Auftritt des Landesplanungsverbandes Brandenburg-Mitte 1935
Übersichtskarte zum Wirtschaftsplan Berlin- Brandenburg- Mitte, Gustav Langen, 1935. Die Schaffung von Groß-Berlin bedeutete zugleich: Schrumpfung der Provinz Brandenburg. Die Provinz hatte nun weniger Bewohner als Groß-Berlin, und Groß-Berlin gehörte nicht zum Provinzialverband. Als Antwort auf die – erfolglosen – Bestrebungen Groß-Berlins im Jahr 1928, weitere Flächen des Umlands einzugemeinden, entstand 1929 der „Landesplanungsverband Brandenburg-Mitte“, der bis 1937 existierte. Für den Verband erarbeitete der international renommierte Raumplaner Gustav Langen einen differenzierten Gesamtplan (Generalsiedlungsplan), der zu Unrecht bis heute kaum beachtet wird.
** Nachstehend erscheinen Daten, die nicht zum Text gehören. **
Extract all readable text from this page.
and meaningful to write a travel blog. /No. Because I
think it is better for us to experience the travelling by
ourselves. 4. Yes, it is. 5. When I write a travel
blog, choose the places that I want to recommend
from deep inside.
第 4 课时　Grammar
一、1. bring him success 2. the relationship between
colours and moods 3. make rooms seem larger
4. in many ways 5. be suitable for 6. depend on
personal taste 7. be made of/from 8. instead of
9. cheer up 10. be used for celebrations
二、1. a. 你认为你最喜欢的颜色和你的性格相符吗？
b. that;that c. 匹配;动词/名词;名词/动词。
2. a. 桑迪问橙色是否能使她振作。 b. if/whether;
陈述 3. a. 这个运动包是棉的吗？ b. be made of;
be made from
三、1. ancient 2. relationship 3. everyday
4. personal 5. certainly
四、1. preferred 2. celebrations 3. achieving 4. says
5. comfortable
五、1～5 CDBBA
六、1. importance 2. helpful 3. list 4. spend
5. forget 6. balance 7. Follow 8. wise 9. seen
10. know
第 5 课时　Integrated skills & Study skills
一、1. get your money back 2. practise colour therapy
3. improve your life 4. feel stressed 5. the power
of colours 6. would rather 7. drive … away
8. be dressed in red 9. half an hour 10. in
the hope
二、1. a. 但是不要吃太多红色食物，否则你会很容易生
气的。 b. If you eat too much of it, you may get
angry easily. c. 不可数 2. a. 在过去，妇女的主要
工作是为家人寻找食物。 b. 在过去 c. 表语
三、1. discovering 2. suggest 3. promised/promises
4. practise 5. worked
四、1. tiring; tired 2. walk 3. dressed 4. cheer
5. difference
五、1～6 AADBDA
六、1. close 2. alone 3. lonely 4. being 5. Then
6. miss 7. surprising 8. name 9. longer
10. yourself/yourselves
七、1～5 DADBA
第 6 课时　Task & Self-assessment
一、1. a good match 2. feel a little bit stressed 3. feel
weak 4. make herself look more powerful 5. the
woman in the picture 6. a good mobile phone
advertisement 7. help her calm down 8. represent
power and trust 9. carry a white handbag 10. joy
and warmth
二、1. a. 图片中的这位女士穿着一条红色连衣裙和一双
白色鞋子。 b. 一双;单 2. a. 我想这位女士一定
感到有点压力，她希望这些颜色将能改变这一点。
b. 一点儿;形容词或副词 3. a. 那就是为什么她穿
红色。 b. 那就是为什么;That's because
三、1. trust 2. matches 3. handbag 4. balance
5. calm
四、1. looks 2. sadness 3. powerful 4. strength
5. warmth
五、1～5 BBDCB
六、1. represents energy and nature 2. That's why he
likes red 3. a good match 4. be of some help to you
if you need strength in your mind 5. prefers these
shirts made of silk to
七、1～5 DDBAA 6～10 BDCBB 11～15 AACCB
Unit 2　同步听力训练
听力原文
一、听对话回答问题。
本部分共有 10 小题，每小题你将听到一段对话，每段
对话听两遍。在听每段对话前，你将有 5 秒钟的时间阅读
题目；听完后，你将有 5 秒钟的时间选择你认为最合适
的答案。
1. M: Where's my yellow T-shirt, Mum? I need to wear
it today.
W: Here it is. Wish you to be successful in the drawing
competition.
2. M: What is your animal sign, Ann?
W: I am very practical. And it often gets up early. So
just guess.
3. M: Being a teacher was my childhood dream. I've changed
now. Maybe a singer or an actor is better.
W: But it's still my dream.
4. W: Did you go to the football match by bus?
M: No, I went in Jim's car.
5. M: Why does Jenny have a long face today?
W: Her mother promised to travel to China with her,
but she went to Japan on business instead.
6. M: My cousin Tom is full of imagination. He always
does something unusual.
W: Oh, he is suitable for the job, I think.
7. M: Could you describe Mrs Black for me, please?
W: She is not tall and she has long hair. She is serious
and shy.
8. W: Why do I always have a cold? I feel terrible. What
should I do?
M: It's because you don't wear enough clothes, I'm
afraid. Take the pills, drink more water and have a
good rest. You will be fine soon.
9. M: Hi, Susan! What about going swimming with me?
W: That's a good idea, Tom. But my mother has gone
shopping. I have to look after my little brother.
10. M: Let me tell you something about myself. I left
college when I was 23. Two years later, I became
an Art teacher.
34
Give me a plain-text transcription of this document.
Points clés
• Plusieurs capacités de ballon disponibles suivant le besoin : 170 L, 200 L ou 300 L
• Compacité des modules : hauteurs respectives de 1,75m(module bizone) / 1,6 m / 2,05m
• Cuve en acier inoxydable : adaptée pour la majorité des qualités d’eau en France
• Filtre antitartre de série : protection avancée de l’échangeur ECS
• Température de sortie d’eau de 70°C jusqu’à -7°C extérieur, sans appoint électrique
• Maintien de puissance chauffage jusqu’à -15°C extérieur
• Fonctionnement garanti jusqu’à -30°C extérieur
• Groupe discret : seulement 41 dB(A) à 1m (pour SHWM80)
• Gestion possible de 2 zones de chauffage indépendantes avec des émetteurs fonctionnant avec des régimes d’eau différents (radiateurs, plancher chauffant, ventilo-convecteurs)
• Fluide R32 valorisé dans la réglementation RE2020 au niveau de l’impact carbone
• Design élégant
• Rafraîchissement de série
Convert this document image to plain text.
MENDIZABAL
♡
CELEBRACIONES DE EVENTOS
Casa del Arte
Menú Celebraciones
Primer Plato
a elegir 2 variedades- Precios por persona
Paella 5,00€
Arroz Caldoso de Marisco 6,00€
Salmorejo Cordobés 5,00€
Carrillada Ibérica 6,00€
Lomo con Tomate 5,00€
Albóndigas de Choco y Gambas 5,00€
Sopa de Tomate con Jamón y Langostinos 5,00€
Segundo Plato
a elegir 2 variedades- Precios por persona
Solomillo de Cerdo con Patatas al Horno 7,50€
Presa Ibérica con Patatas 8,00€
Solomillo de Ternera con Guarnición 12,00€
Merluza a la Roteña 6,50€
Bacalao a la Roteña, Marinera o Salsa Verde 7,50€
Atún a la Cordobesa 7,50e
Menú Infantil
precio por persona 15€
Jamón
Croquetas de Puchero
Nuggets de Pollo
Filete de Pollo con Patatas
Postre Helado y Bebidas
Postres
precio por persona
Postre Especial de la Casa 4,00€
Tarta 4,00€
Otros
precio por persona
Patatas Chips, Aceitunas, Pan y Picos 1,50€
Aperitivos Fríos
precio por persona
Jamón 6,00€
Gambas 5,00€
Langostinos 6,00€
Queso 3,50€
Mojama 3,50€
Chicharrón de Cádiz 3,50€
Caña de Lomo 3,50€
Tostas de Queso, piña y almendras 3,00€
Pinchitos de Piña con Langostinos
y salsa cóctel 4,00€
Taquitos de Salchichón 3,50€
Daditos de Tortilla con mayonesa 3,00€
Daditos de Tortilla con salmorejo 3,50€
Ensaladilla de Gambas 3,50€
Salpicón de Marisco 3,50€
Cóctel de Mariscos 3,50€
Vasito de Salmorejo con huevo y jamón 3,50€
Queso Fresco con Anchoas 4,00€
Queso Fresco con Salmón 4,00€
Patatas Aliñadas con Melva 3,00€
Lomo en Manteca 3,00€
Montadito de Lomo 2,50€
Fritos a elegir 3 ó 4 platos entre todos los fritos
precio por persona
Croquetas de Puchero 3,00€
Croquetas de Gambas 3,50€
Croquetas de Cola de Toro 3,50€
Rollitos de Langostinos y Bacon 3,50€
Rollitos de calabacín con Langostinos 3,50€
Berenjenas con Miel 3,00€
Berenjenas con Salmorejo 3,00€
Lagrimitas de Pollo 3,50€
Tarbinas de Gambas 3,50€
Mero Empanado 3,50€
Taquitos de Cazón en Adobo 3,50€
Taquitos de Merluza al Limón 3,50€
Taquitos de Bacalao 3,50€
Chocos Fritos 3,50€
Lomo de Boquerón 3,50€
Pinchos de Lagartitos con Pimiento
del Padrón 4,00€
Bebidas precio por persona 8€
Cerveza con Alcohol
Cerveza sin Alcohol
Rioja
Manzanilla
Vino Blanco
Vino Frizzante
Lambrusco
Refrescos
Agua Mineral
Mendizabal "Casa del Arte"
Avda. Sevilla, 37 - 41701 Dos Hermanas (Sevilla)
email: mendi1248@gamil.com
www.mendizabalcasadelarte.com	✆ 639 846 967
Dieser sah im Umland Ausgleichs- oder Versorgungsgebiete für die Ernährung Berlins vor. Zugleich enthielt er bereits das später weiterverfolgte System der Autobahn- und Eisenbahntrassen um Berlin.
Generalbebauungsplan des Generalbauinspektors 1937 – 1942
Generalbebauungsplan (Gesamtplan), Albert Speer, 1942. Am 30. Januar 1937 wurde die Institution des „Generalbauinspektors für die Reichshauptstadt“ (GBI) geschaffen, die einen „Gesamtbauplan für die Reichshauptstadt Berlin“ erarbeiten sollte. Nicht mehr die Ämter der Einheitsgemeinde, sondern eine staatliche Behörde mit Albert Speer an der Spitze war nun für die Planung des Großraums Berlin zuständig. Die kommunalen Grenzen hatten ihre Bedeutung verloren. Damit war ein neues System staatswirtschaftlichen Städtebaus begründet. Formales Grundgerüst der erweiterten Reichshauptstadt sollte ein Hauptstraßensystem aus Achsen und Ringen werden. Dass dieser Plan nur durch die Verfolgung der Juden, den Raub von Ressourcen und den Einsatz von Zwangsarbeitern ansatzweise umgesetzt werden konnte, wurde lange verdrängt. Sitz der neuen Behörde war ab 1938 das Palais am Pariser Platz 4, aus dem zuvor die Akademie der Künste in das Kronprinzenpalais verdrängt worden war.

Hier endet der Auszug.